Buy the best of everything
You're going to have more money if you're not drinking and forgoeing takeaways. If you are reducing your food intake then you need to enjoy what you eat and drink even more. Organic vegetables, extra virgin olive oil, the best coffee, eat a square or two of Valrhona chocolate instead of a bar of dairy milk, cook a piece of organic chicken – prepare it with care on the days when you have time and have it with a salad made of rocket leaves, rather than a flabby green lettuce. Take this time to re-educate the way you cook and how you view food, rather than to resort to some colourless pink powder that passes for food.
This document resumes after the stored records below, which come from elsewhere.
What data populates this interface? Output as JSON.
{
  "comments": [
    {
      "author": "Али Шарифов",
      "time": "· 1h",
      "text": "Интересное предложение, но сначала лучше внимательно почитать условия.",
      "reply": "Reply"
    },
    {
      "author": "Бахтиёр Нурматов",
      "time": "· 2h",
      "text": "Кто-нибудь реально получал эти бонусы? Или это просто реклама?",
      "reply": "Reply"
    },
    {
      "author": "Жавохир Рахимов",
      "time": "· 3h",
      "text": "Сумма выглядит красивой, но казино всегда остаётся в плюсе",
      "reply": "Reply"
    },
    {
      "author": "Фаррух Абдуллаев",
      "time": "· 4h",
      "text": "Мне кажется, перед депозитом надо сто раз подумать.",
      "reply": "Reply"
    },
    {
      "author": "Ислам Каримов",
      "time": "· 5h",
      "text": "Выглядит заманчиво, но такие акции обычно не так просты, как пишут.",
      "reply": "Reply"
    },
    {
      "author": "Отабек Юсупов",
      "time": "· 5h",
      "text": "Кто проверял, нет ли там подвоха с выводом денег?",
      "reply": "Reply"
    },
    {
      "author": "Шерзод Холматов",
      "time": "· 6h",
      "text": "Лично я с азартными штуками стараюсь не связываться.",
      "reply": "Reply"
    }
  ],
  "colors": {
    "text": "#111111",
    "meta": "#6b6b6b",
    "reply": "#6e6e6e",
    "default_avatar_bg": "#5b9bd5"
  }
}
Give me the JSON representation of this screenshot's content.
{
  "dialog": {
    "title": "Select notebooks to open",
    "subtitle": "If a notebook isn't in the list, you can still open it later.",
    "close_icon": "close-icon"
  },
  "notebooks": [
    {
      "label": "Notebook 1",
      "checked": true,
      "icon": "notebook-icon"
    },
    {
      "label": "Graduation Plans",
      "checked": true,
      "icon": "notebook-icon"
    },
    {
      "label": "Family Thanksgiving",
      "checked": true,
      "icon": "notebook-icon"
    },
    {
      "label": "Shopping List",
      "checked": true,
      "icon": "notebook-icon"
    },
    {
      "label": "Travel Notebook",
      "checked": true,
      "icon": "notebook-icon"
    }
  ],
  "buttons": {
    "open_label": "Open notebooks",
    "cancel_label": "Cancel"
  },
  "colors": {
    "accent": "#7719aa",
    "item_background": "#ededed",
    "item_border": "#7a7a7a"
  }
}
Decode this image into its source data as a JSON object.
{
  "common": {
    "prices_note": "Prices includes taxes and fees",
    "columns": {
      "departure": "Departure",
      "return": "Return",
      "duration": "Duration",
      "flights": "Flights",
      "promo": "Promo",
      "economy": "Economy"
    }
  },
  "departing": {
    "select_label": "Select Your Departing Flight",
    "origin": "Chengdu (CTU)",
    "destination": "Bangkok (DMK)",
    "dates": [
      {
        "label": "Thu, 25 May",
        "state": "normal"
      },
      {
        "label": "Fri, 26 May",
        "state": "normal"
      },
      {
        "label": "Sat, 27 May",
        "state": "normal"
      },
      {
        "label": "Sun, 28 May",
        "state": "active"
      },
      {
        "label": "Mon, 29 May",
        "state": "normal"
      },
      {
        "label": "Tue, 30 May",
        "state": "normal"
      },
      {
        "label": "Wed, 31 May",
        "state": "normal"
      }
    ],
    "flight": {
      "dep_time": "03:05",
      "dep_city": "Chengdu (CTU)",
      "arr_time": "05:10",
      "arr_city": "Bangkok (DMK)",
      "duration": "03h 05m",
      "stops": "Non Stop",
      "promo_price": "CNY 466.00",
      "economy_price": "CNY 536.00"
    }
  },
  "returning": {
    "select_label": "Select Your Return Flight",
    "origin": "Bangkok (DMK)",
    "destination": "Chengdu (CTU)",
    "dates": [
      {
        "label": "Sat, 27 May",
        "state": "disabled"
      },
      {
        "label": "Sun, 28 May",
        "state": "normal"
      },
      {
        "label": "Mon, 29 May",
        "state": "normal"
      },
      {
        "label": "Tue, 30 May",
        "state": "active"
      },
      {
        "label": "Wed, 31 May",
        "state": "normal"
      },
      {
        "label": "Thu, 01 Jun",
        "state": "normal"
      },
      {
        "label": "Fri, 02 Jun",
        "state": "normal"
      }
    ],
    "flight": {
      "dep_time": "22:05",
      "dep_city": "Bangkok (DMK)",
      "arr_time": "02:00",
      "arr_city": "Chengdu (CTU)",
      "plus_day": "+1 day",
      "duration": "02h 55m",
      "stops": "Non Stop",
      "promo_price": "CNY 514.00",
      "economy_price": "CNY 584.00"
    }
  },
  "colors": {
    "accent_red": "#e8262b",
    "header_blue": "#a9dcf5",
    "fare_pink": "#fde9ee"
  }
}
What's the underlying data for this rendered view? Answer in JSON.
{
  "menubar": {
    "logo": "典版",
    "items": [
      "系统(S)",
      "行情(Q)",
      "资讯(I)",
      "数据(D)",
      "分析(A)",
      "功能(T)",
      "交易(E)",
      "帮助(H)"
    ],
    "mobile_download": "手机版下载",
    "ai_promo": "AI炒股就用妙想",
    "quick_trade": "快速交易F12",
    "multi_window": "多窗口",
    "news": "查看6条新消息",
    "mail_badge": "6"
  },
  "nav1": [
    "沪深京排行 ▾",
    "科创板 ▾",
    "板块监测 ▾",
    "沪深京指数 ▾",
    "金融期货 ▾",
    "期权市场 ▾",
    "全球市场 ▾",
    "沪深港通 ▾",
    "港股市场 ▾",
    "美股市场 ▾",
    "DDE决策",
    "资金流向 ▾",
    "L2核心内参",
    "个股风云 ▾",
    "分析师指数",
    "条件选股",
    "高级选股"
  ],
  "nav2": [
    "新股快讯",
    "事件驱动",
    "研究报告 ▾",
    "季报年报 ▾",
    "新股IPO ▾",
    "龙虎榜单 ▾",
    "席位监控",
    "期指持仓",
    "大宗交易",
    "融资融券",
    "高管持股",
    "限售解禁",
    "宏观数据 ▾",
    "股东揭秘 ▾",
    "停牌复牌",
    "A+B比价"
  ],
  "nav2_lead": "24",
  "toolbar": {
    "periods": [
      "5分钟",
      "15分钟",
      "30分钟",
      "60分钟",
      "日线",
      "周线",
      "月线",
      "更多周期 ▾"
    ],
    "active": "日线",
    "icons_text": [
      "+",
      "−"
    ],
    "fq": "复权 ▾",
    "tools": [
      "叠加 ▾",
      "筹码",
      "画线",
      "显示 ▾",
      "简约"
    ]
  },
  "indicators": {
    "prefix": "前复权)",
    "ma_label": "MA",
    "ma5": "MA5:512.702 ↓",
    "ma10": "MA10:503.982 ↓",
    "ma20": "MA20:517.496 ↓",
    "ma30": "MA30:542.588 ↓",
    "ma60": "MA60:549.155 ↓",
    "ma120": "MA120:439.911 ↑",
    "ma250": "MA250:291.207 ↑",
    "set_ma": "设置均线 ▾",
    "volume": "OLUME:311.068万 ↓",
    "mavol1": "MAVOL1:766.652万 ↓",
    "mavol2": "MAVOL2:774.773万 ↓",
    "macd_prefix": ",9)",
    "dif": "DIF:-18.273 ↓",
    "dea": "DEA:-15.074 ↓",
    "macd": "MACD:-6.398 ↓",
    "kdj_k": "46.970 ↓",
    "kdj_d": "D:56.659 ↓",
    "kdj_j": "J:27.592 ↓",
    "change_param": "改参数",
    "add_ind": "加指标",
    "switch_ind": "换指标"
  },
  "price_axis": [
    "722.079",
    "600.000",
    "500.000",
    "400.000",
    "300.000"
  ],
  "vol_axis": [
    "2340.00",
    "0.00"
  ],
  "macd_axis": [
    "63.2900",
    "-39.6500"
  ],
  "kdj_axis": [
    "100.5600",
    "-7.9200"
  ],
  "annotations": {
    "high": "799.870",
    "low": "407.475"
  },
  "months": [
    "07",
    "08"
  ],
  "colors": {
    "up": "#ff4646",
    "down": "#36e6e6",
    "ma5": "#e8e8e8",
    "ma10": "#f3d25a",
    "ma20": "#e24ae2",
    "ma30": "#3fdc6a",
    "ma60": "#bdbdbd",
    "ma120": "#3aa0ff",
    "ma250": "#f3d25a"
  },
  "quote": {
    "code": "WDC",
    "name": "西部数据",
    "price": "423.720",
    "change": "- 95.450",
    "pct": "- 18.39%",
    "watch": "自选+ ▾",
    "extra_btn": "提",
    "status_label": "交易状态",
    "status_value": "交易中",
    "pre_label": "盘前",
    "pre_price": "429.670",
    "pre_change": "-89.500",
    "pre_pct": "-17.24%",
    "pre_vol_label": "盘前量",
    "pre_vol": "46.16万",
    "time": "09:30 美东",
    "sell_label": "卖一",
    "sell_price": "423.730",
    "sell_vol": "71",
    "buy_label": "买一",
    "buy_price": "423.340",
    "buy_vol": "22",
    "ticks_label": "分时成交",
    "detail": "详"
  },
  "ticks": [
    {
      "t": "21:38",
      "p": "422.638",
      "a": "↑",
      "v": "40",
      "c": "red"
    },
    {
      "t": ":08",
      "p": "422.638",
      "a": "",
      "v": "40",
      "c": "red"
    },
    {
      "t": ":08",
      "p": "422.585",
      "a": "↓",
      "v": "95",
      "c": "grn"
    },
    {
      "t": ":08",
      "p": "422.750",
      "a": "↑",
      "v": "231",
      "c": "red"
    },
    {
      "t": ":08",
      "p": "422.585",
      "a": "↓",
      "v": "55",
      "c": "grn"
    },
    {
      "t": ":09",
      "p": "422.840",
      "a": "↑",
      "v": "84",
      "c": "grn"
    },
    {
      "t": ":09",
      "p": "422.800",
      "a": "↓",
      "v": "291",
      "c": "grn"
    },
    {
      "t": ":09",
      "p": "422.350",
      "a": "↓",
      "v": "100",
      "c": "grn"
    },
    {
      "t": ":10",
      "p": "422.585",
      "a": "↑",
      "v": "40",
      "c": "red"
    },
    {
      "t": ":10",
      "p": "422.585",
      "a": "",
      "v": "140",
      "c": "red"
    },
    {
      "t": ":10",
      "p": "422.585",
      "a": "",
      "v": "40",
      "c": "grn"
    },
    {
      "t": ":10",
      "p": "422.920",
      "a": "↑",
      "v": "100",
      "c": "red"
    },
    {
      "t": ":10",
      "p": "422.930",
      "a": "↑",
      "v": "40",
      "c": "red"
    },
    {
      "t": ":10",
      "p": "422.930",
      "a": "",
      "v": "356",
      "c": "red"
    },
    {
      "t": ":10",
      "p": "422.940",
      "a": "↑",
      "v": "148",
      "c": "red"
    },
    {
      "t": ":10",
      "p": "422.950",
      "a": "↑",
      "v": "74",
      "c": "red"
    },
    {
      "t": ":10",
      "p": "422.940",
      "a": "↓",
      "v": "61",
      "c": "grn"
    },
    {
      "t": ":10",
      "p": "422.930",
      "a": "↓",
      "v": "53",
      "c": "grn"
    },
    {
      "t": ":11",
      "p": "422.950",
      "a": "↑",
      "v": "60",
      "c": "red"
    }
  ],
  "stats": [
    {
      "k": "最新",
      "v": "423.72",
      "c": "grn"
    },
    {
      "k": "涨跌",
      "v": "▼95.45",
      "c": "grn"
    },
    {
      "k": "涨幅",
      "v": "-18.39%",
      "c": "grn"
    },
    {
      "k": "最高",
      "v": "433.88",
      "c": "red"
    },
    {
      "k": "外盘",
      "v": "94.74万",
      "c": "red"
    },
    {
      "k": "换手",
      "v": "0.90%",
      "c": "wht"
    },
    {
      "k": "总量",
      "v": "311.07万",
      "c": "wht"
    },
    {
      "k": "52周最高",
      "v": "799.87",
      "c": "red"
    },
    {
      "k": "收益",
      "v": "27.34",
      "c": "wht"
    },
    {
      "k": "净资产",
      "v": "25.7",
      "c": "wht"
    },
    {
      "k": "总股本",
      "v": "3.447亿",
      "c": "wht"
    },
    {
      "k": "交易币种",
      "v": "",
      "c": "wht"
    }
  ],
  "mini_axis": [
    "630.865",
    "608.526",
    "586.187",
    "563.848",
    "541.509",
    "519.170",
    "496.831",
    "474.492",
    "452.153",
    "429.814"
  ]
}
Eat lots of salads and vegetables

Eat a green salad salad before your dinner. Don't skimp on the dressing – you need to taste something! Make it with organic leaves and balsamic vinegar which has more flavour, and add herbs like coriander, basil or thyme. Good strong flavours so you don't feel that you have lost out. Alternatively, eat a portion of vegetables with dressing: steamed mange toute, green beans or spinach. Or eat them raw, spinach salad is delightful, as is grated carrot with a light sprinkling of nuts and a sprinking of lemon juice.

Skip the bread
The minute the bread comes onto the table in a restaurant, ask them to take it away (politely of course!).  Don't buy bread, don't have it in the house or anywhere near you. If you do want to eat bread, buy spelt or another wholegrain wholewheat bread. It's much heavier in your system, and it doesn't have the 'loveability' factory that soft white bread has, so you will eat less of it.

Eat soup
– Research by a UK university showed that if you blend your food with water (eg make a soup), then eat it, it will keep you fuller for longer than if you had eaten the food on its own with a glass of water. This is because the stomach swells out to accommodate the larger volume of blended fluid and solid and you feel less hungry for longer.
– When you come home from work, heat up a tin of low calorie soup and drink it. It will fill you up and you won't be tempted to eat a bag of crisps or call the takeaway. If you have time, make a chunky soup with meat and pulses and beans the day before and have it ready in the fridge to reheat. This will curb your hunger pangs and you will eat less dinner.
– Add tinned cannellini or butter beans to turn it into a meal in itself (but don't eat bread with it).

Drink lots
... of water. Drink 2 glasses of water about half an hour before you eat. It will fill you up and stop the cravings.
– Don't bring wine or alcohol into the house – if you have to go out in the cold to get it, you're more likely not to bother. Whatever you save goes towards an extra special bottle to drink at the weekend.
– Drink half litres of water during the day, straight from the bottle, and refill it when you have finished. Before you know it, you will be able to drink three in no time and you will be thirsty if you don't. You will also feel very full most of the time.

Throw away the takeaway menus
You can always get more. Buy tins of soups, beans and stock up on low-fat meals that you can cook quickly when you get home. This is the danger time for ordering a takeaway. And it's not quick – it takes less time to cook pasta than it does to order a takeaway. If you do treat yourself, order boiled rice, a starter and a side order of bean sprouts (but no main course). Or just get rice and curry sauce and bean sprouts.

Last but not least...
– When you are cooking, steam, boil, poach or grill your food.
– Don't fry – put the frying pan in a plastic bag and hide it under the bed.
– Skin chicken, cut the fat off meat, leave out the sauces and when you are eating out, ask that the sauce be omitted in restaurants.
– Replace chips with a baked potato or salad.
– Use chopsticks when you can – it delays the amount of food you can get into your mouth, and you have to think about every bite. It also means you can eat and enjoy low-calorie rice dishes which lend themselves to chopsticks.